Astronomen vragen zich al een tijdje af waarom er in de naaste omgevingen van sterren zo weinig planeten van het kaliber Neptunus worden aangetroffen.
Nieuw onderzoek biedt mogelijk uitkomst: er is nu een Neptunus-achtige exoplaneet ontdekt die in hoog tempo zijn atmosfeer verliest.
Deze waarneming versterkt het vermoeden dat de ‘Neptunussen’ die zich dicht bij hun moederster bevonden het grootste deel van hun atmosfeer zijn kwijtgeraakt en in ‘superaardes’, een veel talrijker soort planeten, zijn veranderd (Astronomy & Astrophysics, 13 december).
Enkele jaren geleden bleek uit onderzoek met de Hubble-ruimtetelescoop dat de atmosfeer van de relatief warme Neptunus-achtige planeet GJ 436b waterstof uitwasemt.
Het verlies aan gas was niet genoeg om die atmosfeer helemaal te doen verdwijnen, maar het onderzoek suggereerde wel dat de atmosferen van nog warmere Neptunussen veel sneller zouden ‘leeglopen’.
Dat laatste is nu bevestigd met waarnemingen van een andere warme Neptunus: GJ 3470b. Deze exoplaneet blijkt zijn waterstof honderd keer zo snel te verliezen als GJ 436b.
Beide planeten zijn even ver van hun ster verwijderd, maar de moederster van GJ 3470b is jonger en energetischer.
Geschat wordt dat de planeet hierdoor al meer dan een derde van zijn massa is kwijtgeraakt.
Of het vraagstuk van de ontbrekende ‘warme Neptunussen’ hiermee is opgelost, moet nog blijken.
Daarvoor zullen meer voorbeelden gevonden moeten worden.
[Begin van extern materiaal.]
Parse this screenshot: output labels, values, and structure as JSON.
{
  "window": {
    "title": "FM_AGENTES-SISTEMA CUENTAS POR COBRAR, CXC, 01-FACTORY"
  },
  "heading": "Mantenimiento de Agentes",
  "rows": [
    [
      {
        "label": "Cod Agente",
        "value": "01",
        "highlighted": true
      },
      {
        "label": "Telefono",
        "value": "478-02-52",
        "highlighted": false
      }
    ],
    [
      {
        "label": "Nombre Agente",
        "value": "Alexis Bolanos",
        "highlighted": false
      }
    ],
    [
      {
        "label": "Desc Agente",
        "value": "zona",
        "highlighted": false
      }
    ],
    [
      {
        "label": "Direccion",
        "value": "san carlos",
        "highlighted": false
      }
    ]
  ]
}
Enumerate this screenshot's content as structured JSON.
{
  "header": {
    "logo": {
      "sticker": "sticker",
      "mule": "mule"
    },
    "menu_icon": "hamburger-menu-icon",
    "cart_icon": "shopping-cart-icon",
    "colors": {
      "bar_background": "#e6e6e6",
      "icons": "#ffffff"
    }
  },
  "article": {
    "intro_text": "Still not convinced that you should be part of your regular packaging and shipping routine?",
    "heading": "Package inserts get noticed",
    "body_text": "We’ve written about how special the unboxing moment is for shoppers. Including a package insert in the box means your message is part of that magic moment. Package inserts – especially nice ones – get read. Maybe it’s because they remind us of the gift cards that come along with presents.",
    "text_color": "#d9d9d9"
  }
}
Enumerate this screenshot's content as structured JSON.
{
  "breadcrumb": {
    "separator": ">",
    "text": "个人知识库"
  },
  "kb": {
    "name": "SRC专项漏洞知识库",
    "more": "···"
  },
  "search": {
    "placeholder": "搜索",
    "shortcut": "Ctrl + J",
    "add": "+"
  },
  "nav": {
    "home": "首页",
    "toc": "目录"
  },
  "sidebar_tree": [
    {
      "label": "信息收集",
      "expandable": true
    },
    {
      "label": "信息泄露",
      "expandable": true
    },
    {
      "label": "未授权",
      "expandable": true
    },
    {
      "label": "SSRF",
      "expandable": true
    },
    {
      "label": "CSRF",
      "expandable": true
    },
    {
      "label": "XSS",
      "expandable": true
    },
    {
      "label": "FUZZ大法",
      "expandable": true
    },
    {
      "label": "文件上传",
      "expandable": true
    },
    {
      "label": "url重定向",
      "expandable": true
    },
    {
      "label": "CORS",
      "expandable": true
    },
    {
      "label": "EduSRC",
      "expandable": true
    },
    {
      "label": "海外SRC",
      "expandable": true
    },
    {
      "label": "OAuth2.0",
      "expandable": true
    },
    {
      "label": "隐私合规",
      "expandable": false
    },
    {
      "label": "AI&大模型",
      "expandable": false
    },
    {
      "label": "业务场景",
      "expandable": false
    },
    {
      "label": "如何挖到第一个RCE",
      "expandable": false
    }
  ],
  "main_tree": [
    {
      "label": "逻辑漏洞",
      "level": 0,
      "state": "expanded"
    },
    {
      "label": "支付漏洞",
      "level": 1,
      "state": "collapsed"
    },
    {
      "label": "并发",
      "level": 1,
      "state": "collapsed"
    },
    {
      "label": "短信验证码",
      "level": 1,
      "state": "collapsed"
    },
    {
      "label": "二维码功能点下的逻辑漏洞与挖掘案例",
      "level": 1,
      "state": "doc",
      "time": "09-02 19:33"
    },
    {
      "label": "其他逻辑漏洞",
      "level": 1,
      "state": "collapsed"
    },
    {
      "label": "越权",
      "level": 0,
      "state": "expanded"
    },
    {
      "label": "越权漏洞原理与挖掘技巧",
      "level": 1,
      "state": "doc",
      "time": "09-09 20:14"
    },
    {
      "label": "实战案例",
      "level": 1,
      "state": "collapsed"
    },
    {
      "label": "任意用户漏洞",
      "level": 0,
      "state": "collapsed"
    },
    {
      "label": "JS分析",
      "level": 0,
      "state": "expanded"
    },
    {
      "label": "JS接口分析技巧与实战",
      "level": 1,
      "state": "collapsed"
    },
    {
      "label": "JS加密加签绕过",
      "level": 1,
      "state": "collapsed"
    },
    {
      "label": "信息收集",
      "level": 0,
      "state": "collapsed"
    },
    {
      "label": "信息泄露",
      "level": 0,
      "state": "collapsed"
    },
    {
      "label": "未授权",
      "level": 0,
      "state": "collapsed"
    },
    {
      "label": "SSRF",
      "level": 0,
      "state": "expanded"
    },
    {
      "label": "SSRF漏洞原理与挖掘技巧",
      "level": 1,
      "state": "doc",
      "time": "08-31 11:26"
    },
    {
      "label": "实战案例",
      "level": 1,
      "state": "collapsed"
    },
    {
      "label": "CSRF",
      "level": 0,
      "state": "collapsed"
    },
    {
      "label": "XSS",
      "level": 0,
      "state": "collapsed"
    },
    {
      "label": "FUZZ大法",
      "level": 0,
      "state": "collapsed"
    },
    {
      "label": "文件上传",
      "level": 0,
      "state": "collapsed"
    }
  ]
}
Gemakkelijk is dat niet, omdat de signatuur van ontsnappende waterstof alleen waarneembaar is bij planeten die minder dan 150 lichtjaar van de aarde verwijderd zijn.
Voorbij deze afstand wordt het ‘stoorsignaal’ van het alomaanwezige interstellaire waterstofgas te groot.
Astronomen hopen dit probleem te omzeilen door naar sporen van andere ontsnappende gassen te zoeken, zoals helium.
Recent is het een ander internationaal onderzoeksteam al gelukt om ontsnappende helium aan te tonen bij de Neptunus-achtige exoplaneet HAT-P-11b. (EE)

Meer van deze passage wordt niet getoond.